Ceci n’est pas une pipe et encore moins de l’intimidation.
C’est une très grande leçon de démocratie qu’on nous donne là.

Même des promoteurs privés n’oseraient pas le faire, parce que c’est tout simplement contreproductif!

A la place de Vivre à Grenoble, nous prendrions attache avec les autres actionnaires de Grenoble Habitat et lancerions une grosse opération de communication les « mouillants » jusqu’au cou, car ils siègent également au Conseil d’Administration et goûtent, d’après les informations que nous possédons, assez peu la manœuvre de Mme Boileau, qui est décidément une bien méchante femme.

De même, se pencher la gestion de Grenoble Habitat se serait pas dénué d’intérêt dans ce contexte.

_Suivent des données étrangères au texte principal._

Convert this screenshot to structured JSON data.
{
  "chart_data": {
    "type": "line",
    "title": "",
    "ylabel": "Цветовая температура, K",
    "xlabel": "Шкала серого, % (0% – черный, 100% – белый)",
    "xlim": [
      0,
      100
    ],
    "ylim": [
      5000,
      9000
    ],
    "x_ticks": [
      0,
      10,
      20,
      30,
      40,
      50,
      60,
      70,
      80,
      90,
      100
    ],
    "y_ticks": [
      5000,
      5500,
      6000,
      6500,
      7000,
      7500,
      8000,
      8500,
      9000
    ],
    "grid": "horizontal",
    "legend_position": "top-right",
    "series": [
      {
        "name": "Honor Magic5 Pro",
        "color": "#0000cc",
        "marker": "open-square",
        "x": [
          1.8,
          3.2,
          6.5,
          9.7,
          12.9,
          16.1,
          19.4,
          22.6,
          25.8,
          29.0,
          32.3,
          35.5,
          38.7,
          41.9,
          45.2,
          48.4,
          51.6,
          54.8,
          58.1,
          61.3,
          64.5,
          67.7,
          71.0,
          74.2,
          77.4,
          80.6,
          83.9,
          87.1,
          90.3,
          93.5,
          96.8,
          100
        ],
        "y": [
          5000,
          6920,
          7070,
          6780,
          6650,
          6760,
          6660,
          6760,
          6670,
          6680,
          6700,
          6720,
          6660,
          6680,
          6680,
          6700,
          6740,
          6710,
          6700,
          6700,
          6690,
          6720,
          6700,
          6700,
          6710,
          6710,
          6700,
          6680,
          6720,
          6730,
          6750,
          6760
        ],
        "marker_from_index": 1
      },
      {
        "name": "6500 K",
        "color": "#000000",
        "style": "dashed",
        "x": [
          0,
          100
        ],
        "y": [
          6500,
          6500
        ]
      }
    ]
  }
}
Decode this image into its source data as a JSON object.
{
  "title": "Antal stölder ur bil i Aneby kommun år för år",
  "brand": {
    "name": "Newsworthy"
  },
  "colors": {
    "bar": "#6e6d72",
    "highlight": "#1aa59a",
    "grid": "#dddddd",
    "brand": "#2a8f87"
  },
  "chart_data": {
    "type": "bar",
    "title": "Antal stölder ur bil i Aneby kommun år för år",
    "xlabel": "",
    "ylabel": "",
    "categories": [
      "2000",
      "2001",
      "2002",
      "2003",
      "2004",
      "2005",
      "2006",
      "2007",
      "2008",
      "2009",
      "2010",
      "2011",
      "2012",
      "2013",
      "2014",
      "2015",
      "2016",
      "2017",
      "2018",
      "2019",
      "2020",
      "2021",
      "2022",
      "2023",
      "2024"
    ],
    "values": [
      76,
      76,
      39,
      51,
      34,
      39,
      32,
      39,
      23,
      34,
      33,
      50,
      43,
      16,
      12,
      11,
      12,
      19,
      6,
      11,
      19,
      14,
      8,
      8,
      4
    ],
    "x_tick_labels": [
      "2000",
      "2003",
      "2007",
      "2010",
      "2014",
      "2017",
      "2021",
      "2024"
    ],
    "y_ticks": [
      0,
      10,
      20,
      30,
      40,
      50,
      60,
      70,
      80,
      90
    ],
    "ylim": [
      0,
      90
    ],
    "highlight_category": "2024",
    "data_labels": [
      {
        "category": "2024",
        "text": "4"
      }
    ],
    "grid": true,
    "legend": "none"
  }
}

Si jamais le permis d’urbanisme venait à être annulé par le juge administratif, il s’agira alors de trainer devant la justice Mme Boileau et M. Bard individuellement, au titre de leur responsabilité personnelle de mandataire social, et de demander réparation.

D’autant qu’on sait qu’en matière d’immobilier, la gestion de la ville de Grenoble interroge, notamment à cause de ceci et de cela.